Part II Of “Why Chatbots Can’t Read Your Mind”

Chatbots break down into two parts: the “chat” and the “bot.”

Previously, we covered “chat” and the general reasons why chatbots may misinterpret your request or have trouble understanding what you’re asking. In this post, we will cover the problems that the “bot” side of chatbots face.

For a chatbot to do what you ask of it, it must have adequate “action-taking” capabilities to fulfill your request, be it retrieving information or making a change. Broadly, this capability is best broken down into two elements: workflows and system connections.

In the chatbot context, workflows are simply the sequential actions a chatbot must do in the pursuit of fulfilling a request. They’re the manual that the chatbot follows to verify if it should execute a task and how to go about it.

System connections are the “hooks” the chatbot has into other systems. How a given chatbot goes about connecting into other systems varies depending on the given chatbot platform but broadly falls into one of four categories: in-platform connections, APIs, integrations, and intermediated or RPA-like:[i]

  • In-platform connections are the most straightforward type of system connections, where a given platform has a chatbot capability specifically designed to take actions in that platform. In effect, it’s just two parts of the same application talking.
  • “Open” APIs are probably the most common method of chatbots interacting with other systems. Usually REST/SOAP-based, “open” APIs refer to the “public” connections a given applications offers so that a secure connection can be negotiated and information transferred between applications. These types of APIs are common today but vary in what information can be transferred, their degree of preconfiguration, and strength of documentation. Most open APIs are customizable but require manual configuration for effective connections.
  • Integrations are prenegotiated connections between systems with specific connection points already configured. While they are, in some cases, simply a variation on an application’s open API, integrations are usually more plug-and-play system connection types, trading customizability for reduced manual configuration.
  • Intermediated (RPA-like) connections are the least familiar of the four categories but broadly refer to software robots that are tasked with acting as an intermediary between a chatbot and a given system, executing their own workflow and utilizing their own connections into whatever application the chatbot request designates. While this category doesn’t refer to robotic process automation (RPA) specifically, many RPA platforms are used as this intermediary, as they have a unique method of taking action in other systems, such as providing UI access to websites and internal systems (RPA is an outgrowth of early screen-scraping tech), combining with text analytics to access content in emails or documents.

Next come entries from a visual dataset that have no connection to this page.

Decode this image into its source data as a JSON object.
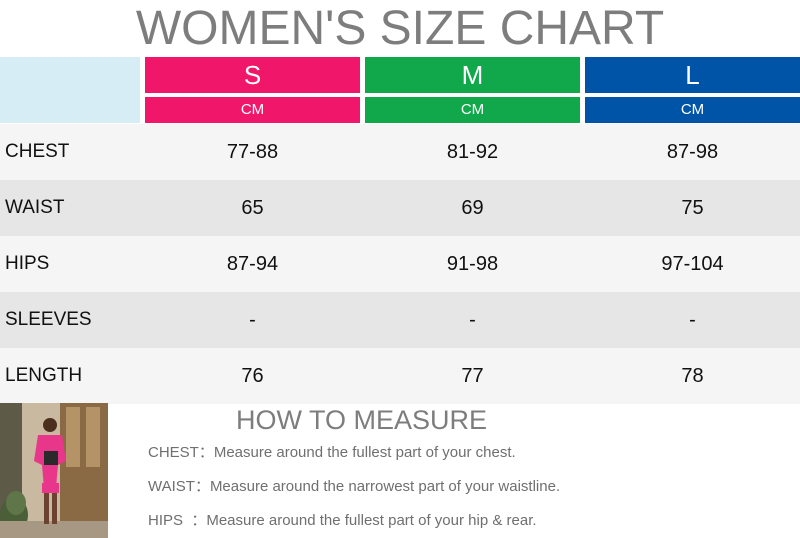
{
  "title": "WOMEN'S SIZE CHART",
  "colors": {
    "S": "#f0176a",
    "M": "#10a84a",
    "L": "#0054a8",
    "corner": "#d7edf5",
    "row_light": "#f5f5f5",
    "row_dark": "#e6e6e6"
  },
  "sizes": [
    {
      "name": "S",
      "unit": "CM"
    },
    {
      "name": "M",
      "unit": "CM"
    },
    {
      "name": "L",
      "unit": "CM"
    }
  ],
  "rows": [
    {
      "label": "CHEST",
      "values": [
        "77-88",
        "81-92",
        "87-98"
      ]
    },
    {
      "label": "WAIST",
      "values": [
        "65",
        "69",
        "75"
      ]
    },
    {
      "label": "HIPS",
      "values": [
        "87-94",
        "91-98",
        "97-104"
      ]
    },
    {
      "label": "SLEEVES",
      "values": [
        "-",
        "-",
        "-"
      ]
    },
    {
      "label": "LENGTH",
      "values": [
        "76",
        "77",
        "78"
      ]
    }
  ],
  "howto": {
    "title": "HOW TO MEASURE",
    "items": [
      "CHEST：Measure around the fullest part of your chest.",
      "WAIST：Measure around the narrowest part of your waistline.",
      "HIPS  ：Measure around the fullest part of your hip & rear."
    ]
  }
}
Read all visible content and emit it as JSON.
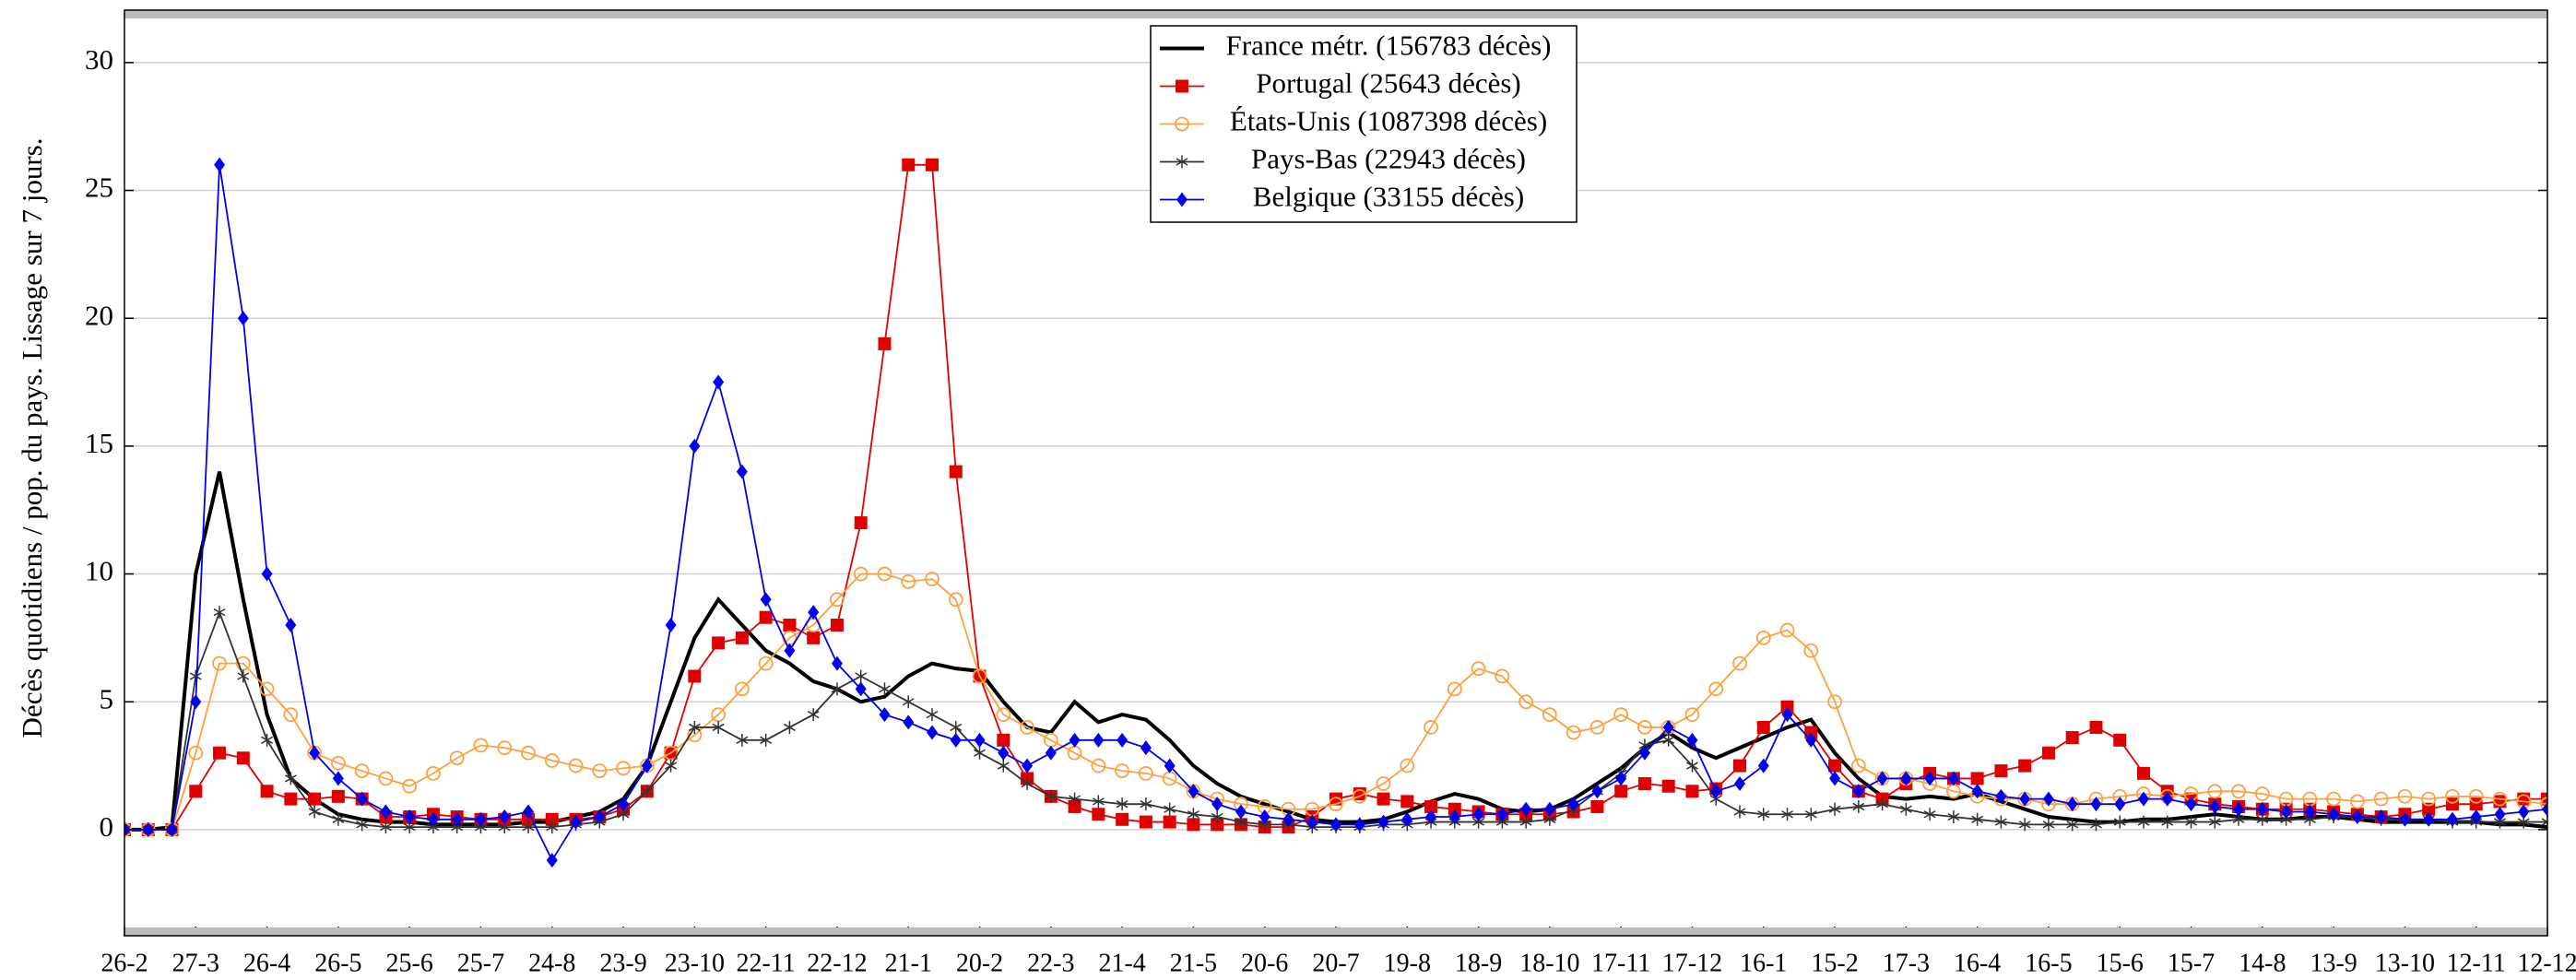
{
  "chart_data": {
    "type": "line",
    "y_label": "Décès quotidiens / pop. du pays. Lissage sur 7 jours.",
    "x": [
      0,
      10,
      20,
      30,
      40,
      50,
      60,
      70,
      80,
      90,
      100,
      110,
      120,
      130,
      140,
      150,
      160,
      170,
      180,
      190,
      200,
      210,
      220,
      230,
      240,
      250,
      260,
      270,
      280,
      290,
      300,
      310,
      320,
      330,
      340,
      350,
      360,
      370,
      380,
      390,
      400,
      410,
      420,
      430,
      440,
      450,
      460,
      470,
      480,
      490,
      500,
      510,
      520,
      530,
      540,
      550,
      560,
      570,
      580,
      590,
      600,
      610,
      620,
      630,
      640,
      650,
      660,
      670,
      680,
      690,
      700,
      710,
      720,
      730,
      740,
      750,
      760,
      770,
      780,
      790,
      800,
      810,
      820,
      830,
      840,
      850,
      860,
      870,
      880,
      890,
      900,
      910,
      920,
      930,
      940,
      950,
      960,
      970,
      980,
      990,
      1000,
      1010,
      1020
    ],
    "xlim": [
      0,
      1020
    ],
    "xticks": [
      {
        "value": 0,
        "label": "26-2"
      },
      {
        "value": 30,
        "label": "27-3"
      },
      {
        "value": 60,
        "label": "26-4"
      },
      {
        "value": 90,
        "label": "26-5"
      },
      {
        "value": 120,
        "label": "25-6"
      },
      {
        "value": 150,
        "label": "25-7"
      },
      {
        "value": 180,
        "label": "24-8"
      },
      {
        "value": 210,
        "label": "23-9"
      },
      {
        "value": 240,
        "label": "23-10"
      },
      {
        "value": 270,
        "label": "22-11"
      },
      {
        "value": 300,
        "label": "22-12"
      },
      {
        "value": 330,
        "label": "21-1"
      },
      {
        "value": 360,
        "label": "20-2"
      },
      {
        "value": 390,
        "label": "22-3"
      },
      {
        "value": 420,
        "label": "21-4"
      },
      {
        "value": 450,
        "label": "21-5"
      },
      {
        "value": 480,
        "label": "20-6"
      },
      {
        "value": 510,
        "label": "20-7"
      },
      {
        "value": 540,
        "label": "19-8"
      },
      {
        "value": 570,
        "label": "18-9"
      },
      {
        "value": 600,
        "label": "18-10"
      },
      {
        "value": 630,
        "label": "17-11"
      },
      {
        "value": 660,
        "label": "17-12"
      },
      {
        "value": 690,
        "label": "16-1"
      },
      {
        "value": 720,
        "label": "15-2"
      },
      {
        "value": 750,
        "label": "17-3"
      },
      {
        "value": 780,
        "label": "16-4"
      },
      {
        "value": 810,
        "label": "16-5"
      },
      {
        "value": 840,
        "label": "15-6"
      },
      {
        "value": 870,
        "label": "15-7"
      },
      {
        "value": 900,
        "label": "14-8"
      },
      {
        "value": 930,
        "label": "13-9"
      },
      {
        "value": 960,
        "label": "13-10"
      },
      {
        "value": 990,
        "label": "12-11"
      },
      {
        "value": 1020,
        "label": "12-12"
      }
    ],
    "ylim": [
      -4.15,
      32.05
    ],
    "yticks": [
      0,
      5,
      10,
      15,
      20,
      25,
      30
    ],
    "grid": true,
    "legend": "top-center",
    "series": [
      {
        "name": "France métr. (156783 décès)",
        "color": "#000000",
        "marker": "none",
        "values": [
          0,
          0,
          0.1,
          10,
          14,
          9,
          4.5,
          2,
          1.2,
          0.6,
          0.4,
          0.3,
          0.3,
          0.2,
          0.2,
          0.2,
          0.2,
          0.3,
          0.3,
          0.5,
          0.7,
          1.2,
          2.5,
          5,
          7.5,
          9,
          8,
          7,
          6.5,
          5.8,
          5.5,
          5,
          5.2,
          6,
          6.5,
          6.3,
          6.2,
          5,
          4,
          3.8,
          5,
          4.2,
          4.5,
          4.3,
          3.5,
          2.5,
          1.8,
          1.3,
          1,
          0.7,
          0.4,
          0.3,
          0.3,
          0.4,
          0.7,
          1.1,
          1.4,
          1.2,
          0.8,
          0.7,
          0.8,
          1.2,
          1.8,
          2.4,
          3.2,
          3.8,
          3.2,
          2.8,
          3.2,
          3.6,
          4,
          4.3,
          3,
          2,
          1.3,
          1.2,
          1.3,
          1.2,
          1.4,
          1.1,
          0.8,
          0.5,
          0.4,
          0.3,
          0.3,
          0.4,
          0.4,
          0.5,
          0.6,
          0.5,
          0.4,
          0.4,
          0.5,
          0.5,
          0.4,
          0.3,
          0.3,
          0.3,
          0.3,
          0.3,
          0.2,
          0.2,
          0.1
        ]
      },
      {
        "name": "Portugal (25643 décès)",
        "color": "#e00000",
        "marker": "square",
        "values": [
          0,
          0,
          0,
          1.5,
          3,
          2.8,
          1.5,
          1.2,
          1.2,
          1.3,
          1.2,
          0.5,
          0.5,
          0.6,
          0.5,
          0.4,
          0.4,
          0.4,
          0.4,
          0.4,
          0.5,
          0.8,
          1.5,
          3,
          6,
          7.3,
          7.5,
          8.3,
          8,
          7.5,
          8,
          12,
          19,
          26,
          26,
          14,
          6,
          3.5,
          2,
          1.3,
          0.9,
          0.6,
          0.4,
          0.3,
          0.3,
          0.2,
          0.2,
          0.2,
          0.1,
          0.1,
          0.5,
          1.2,
          1.4,
          1.2,
          1.1,
          0.9,
          0.8,
          0.7,
          0.6,
          0.6,
          0.6,
          0.7,
          0.9,
          1.5,
          1.8,
          1.7,
          1.5,
          1.6,
          2.5,
          4,
          4.8,
          3.8,
          2.5,
          1.5,
          1.2,
          1.8,
          2.2,
          2,
          2,
          2.3,
          2.5,
          3,
          3.6,
          4,
          3.5,
          2.2,
          1.5,
          1.2,
          1,
          0.9,
          0.8,
          0.8,
          0.8,
          0.7,
          0.6,
          0.5,
          0.6,
          0.8,
          1,
          1,
          1.1,
          1.2,
          1.2
        ]
      },
      {
        "name": "États-Unis (1087398 décès)",
        "color": "#ffa040",
        "marker": "circle",
        "values": [
          0,
          0,
          0,
          3,
          6.5,
          6.5,
          5.5,
          4.5,
          3,
          2.6,
          2.3,
          2,
          1.7,
          2.2,
          2.8,
          3.3,
          3.2,
          3,
          2.7,
          2.5,
          2.3,
          2.4,
          2.5,
          3,
          3.7,
          4.5,
          5.5,
          6.5,
          7.5,
          8,
          9,
          10,
          10,
          9.7,
          9.8,
          9,
          6,
          4.5,
          4,
          3.5,
          3,
          2.5,
          2.3,
          2.2,
          2,
          1.5,
          1.2,
          1,
          0.9,
          0.8,
          0.8,
          1,
          1.3,
          1.8,
          2.5,
          4,
          5.5,
          6.3,
          6,
          5,
          4.5,
          3.8,
          4,
          4.5,
          4,
          4,
          4.5,
          5.5,
          6.5,
          7.5,
          7.8,
          7,
          5,
          2.5,
          2,
          2,
          1.8,
          1.5,
          1.3,
          1.2,
          1.2,
          1,
          1,
          1.2,
          1.3,
          1.4,
          1.3,
          1.4,
          1.5,
          1.5,
          1.4,
          1.2,
          1.2,
          1.2,
          1.1,
          1.2,
          1.3,
          1.2,
          1.3,
          1.3,
          1.2,
          1.1,
          1
        ]
      },
      {
        "name": "Pays-Bas (22943 décès)",
        "color": "#333333",
        "marker": "star",
        "values": [
          0,
          0,
          0,
          6,
          8.5,
          6,
          3.5,
          2,
          0.7,
          0.4,
          0.2,
          0.1,
          0.1,
          0.1,
          0.1,
          0.1,
          0.1,
          0.1,
          0.1,
          0.2,
          0.3,
          0.6,
          1.5,
          2.5,
          4,
          4,
          3.5,
          3.5,
          4,
          4.5,
          5.5,
          6,
          5.5,
          5,
          4.5,
          4,
          3,
          2.5,
          1.8,
          1.3,
          1.2,
          1.1,
          1,
          1,
          0.8,
          0.6,
          0.5,
          0.3,
          0.2,
          0.2,
          0.1,
          0.1,
          0.1,
          0.2,
          0.2,
          0.3,
          0.3,
          0.3,
          0.3,
          0.3,
          0.4,
          0.8,
          1.5,
          2.2,
          3.3,
          3.5,
          2.5,
          1.2,
          0.7,
          0.6,
          0.6,
          0.6,
          0.8,
          0.9,
          1,
          0.8,
          0.6,
          0.5,
          0.4,
          0.3,
          0.2,
          0.2,
          0.2,
          0.2,
          0.3,
          0.3,
          0.3,
          0.3,
          0.3,
          0.4,
          0.4,
          0.4,
          0.4,
          0.5,
          0.5,
          0.4,
          0.4,
          0.4,
          0.3,
          0.3,
          0.3,
          0.3,
          0.3
        ]
      },
      {
        "name": "Belgique (33155 décès)",
        "color": "#0000ee",
        "marker": "diamond",
        "values": [
          0,
          0,
          0,
          5,
          26,
          20,
          10,
          8,
          3,
          2,
          1.2,
          0.7,
          0.5,
          0.4,
          0.4,
          0.4,
          0.5,
          0.7,
          -1.2,
          0.3,
          0.5,
          1,
          2.5,
          8,
          15,
          17.5,
          14,
          9,
          7,
          8.5,
          6.5,
          5.5,
          4.5,
          4.2,
          3.8,
          3.5,
          3.5,
          3,
          2.5,
          3,
          3.5,
          3.5,
          3.5,
          3.2,
          2.5,
          1.5,
          1,
          0.7,
          0.5,
          0.4,
          0.3,
          0.2,
          0.2,
          0.3,
          0.4,
          0.5,
          0.5,
          0.6,
          0.6,
          0.8,
          0.8,
          1,
          1.5,
          2,
          3,
          4,
          3.5,
          1.5,
          1.8,
          2.5,
          4.5,
          3.5,
          2,
          1.5,
          2,
          2,
          2,
          2,
          1.5,
          1.3,
          1.2,
          1.2,
          1,
          1,
          1,
          1.2,
          1.2,
          1,
          0.9,
          0.8,
          0.8,
          0.7,
          0.7,
          0.6,
          0.5,
          0.5,
          0.4,
          0.4,
          0.4,
          0.5,
          0.6,
          0.7,
          0.8
        ]
      }
    ]
  }
}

In order to take a given action, a chatbot not only has to understand what you are asking but then must match that to a workflow and lastly be able to pass/retrieve information from a given system.

For example, if you say to a chatbot, “I wish to reset my password to my email,” the chatbot, using its marvelous powers of deduction, identifies that you (User A) wishes to change your password in the email system (Generic Office Suite Email). In order to help you, in the simplest of circumstances, the chatbot will have to:

  • Draw on its password reset workflow.
  • Connect into your organization’s identity and access management (IAM) platform.
  • Execute a verify-user identity task and send this information to the IAM platform to check and see if you are authorized to do this.
  • If successful, facilitate the new password creation and verify this again with your IAM platform.
  • Verify that all of this information is saved.
  • Log a completed password reset request with your record-keeping platform.
  • Communicate back to the user.

To execute a relatively simple task, the chatbot must integrate into two separate systems, in addition to having a workflow to guide it in the completion of the user task. This isn’t even considering the language processing element, which identified the task you wanted (password reset), the target system (email), and user (self, or User A).

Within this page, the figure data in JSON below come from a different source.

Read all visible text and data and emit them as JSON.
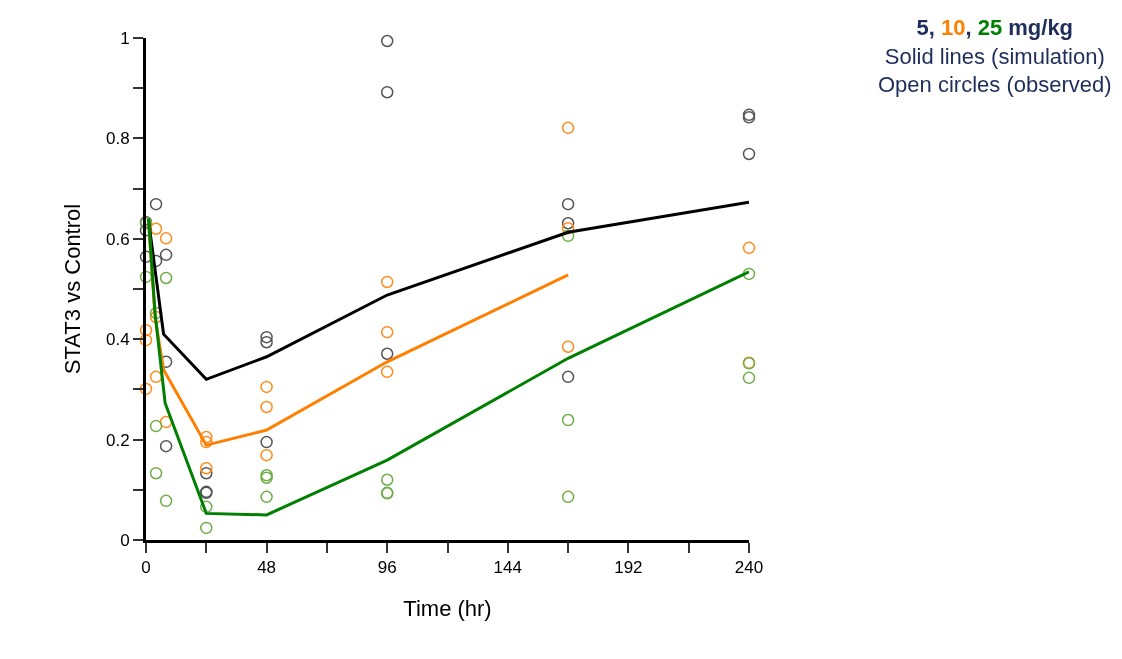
{
  "chart_data": {
    "type": "line",
    "xlabel": "Time (hr)",
    "ylabel": "STAT3 vs Control",
    "annotations": [
      "5, 10, 25 mg/kg",
      "Solid lines (simulation)",
      "Open circles (observed)"
    ],
    "xlim": [
      0,
      240
    ],
    "xticks": [
      0,
      {
        "value": 24,
        "label": null
      },
      48,
      {
        "value": 72,
        "label": null
      },
      96,
      {
        "value": 120,
        "label": null
      },
      144,
      {
        "value": 168,
        "label": null
      },
      192,
      {
        "value": 216,
        "label": null
      },
      240
    ],
    "ylim": [
      0,
      1
    ],
    "yticks": [
      0,
      {
        "value": 0.1,
        "label": null
      },
      0.2,
      {
        "value": 0.3,
        "label": null
      },
      0.4,
      {
        "value": 0.5,
        "label": null
      },
      0.6,
      {
        "value": 0.7,
        "label": null
      },
      0.8,
      {
        "value": 0.9,
        "label": null
      },
      1
    ],
    "series": [
      {
        "type": "scatter",
        "marker": "circle",
        "color": "#555555",
        "x": [
          0,
          0,
          0,
          4,
          4,
          8,
          8,
          8,
          24,
          24,
          24,
          48,
          48,
          48,
          96,
          96,
          96,
          168,
          168,
          168,
          240,
          240,
          240
        ],
        "values": [
          0.633,
          0.617,
          0.564,
          0.669,
          0.556,
          0.568,
          0.355,
          0.187,
          0.133,
          0.094,
          0.096,
          0.404,
          0.394,
          0.195,
          0.994,
          0.892,
          0.371,
          0.669,
          0.631,
          0.325,
          0.847,
          0.842,
          0.769
        ]
      },
      {
        "type": "scatter",
        "marker": "circle",
        "color": "#ff8c1a",
        "x": [
          0,
          0,
          0,
          4,
          4,
          4,
          8,
          8,
          24,
          24,
          24,
          48,
          48,
          48,
          96,
          96,
          96,
          168,
          168,
          168,
          240,
          240
        ],
        "values": [
          0.418,
          0.398,
          0.301,
          0.62,
          0.444,
          0.325,
          0.601,
          0.235,
          0.205,
          0.195,
          0.143,
          0.305,
          0.265,
          0.169,
          0.514,
          0.414,
          0.335,
          0.821,
          0.621,
          0.385,
          0.582,
          0.353
        ]
      },
      {
        "type": "scatter",
        "marker": "circle",
        "color": "#70ad47",
        "x": [
          0,
          0,
          4,
          4,
          4,
          8,
          8,
          24,
          24,
          48,
          48,
          48,
          96,
          96,
          96,
          168,
          168,
          168,
          240,
          240,
          240
        ],
        "values": [
          0.631,
          0.524,
          0.452,
          0.227,
          0.133,
          0.522,
          0.078,
          0.066,
          0.024,
          0.129,
          0.124,
          0.086,
          0.12,
          0.094,
          0.093,
          0.606,
          0.239,
          0.086,
          0.53,
          0.352,
          0.323
        ]
      },
      {
        "marker": "none",
        "line_style": "solid",
        "color": "#000000",
        "x": [
          1,
          7,
          24,
          48,
          96,
          168,
          240
        ],
        "values": [
          0.637,
          0.41,
          0.32,
          0.365,
          0.488,
          0.613,
          0.673
        ]
      },
      {
        "marker": "none",
        "line_style": "solid",
        "color": "#ff7f00",
        "x": [
          1,
          3.6,
          7,
          24,
          48,
          96,
          168
        ],
        "values": [
          0.637,
          0.444,
          0.339,
          0.189,
          0.219,
          0.355,
          0.528
        ]
      },
      {
        "marker": "none",
        "line_style": "solid",
        "color": "#008000",
        "x": [
          1,
          3.6,
          7.6,
          24,
          48,
          96,
          168,
          240
        ],
        "values": [
          0.64,
          0.452,
          0.273,
          0.053,
          0.05,
          0.159,
          0.362,
          0.534
        ]
      }
    ]
  }
}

For each task a chatbot is asked to complete, a workflow has to be developed and connections to relevant systems have to be facilitated. While some adopting organizations may be able to plug into large systems of work, like an ESM or CRM platform with predefined workflows and hooks into multiple other systems, if you want your chatbot to be a main point of contact for your organization, you need to have these chatbots be able to facilitate connections into whatever system that the work touches — and that tends to be more than you think.

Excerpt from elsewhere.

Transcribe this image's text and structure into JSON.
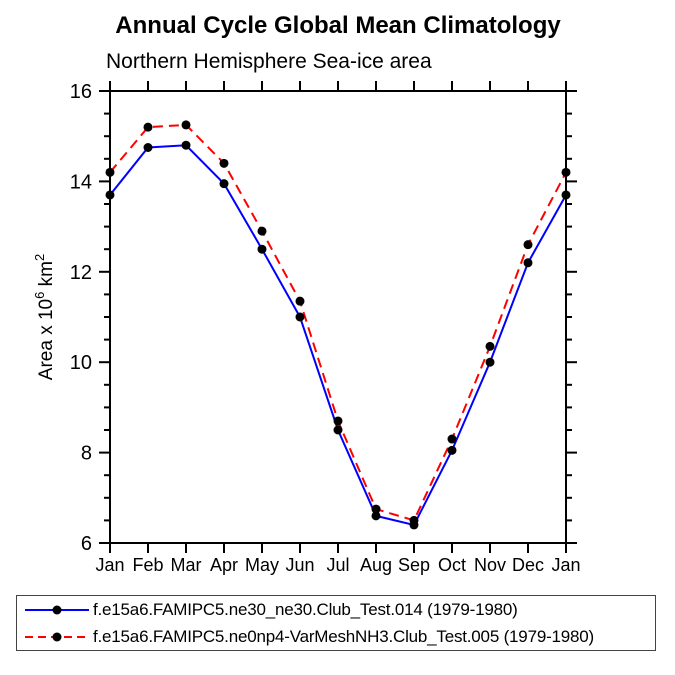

While these workflows and integrations are relatively easy to develop, their sheer number can prove prohibitive. As such, many organizations are pursuing a gradual rollout of new use cases, with chatbots facilitating ticket creation for requests not yet supported.

Chatbot platform skill/workflow development will improve over time but for now remains an intensely manual effort. There are signs of more advanced functionality coming that could allow for emergent workflow development/chatbot problem solving, but today, like humans, chatbots must be taught how to do things. To compensate for this manual effort, many vendors today are building out their out-of-the-box workflow and integrations to better support the variety of demands placed on these applications, but development is still ongoing. This gap today leads to the eternally asked question: “Why can’t this stupid thing do what I want it to?”

[i] Please forgive some gross generalizations. There are exceptions of characteristics in each type of system connection.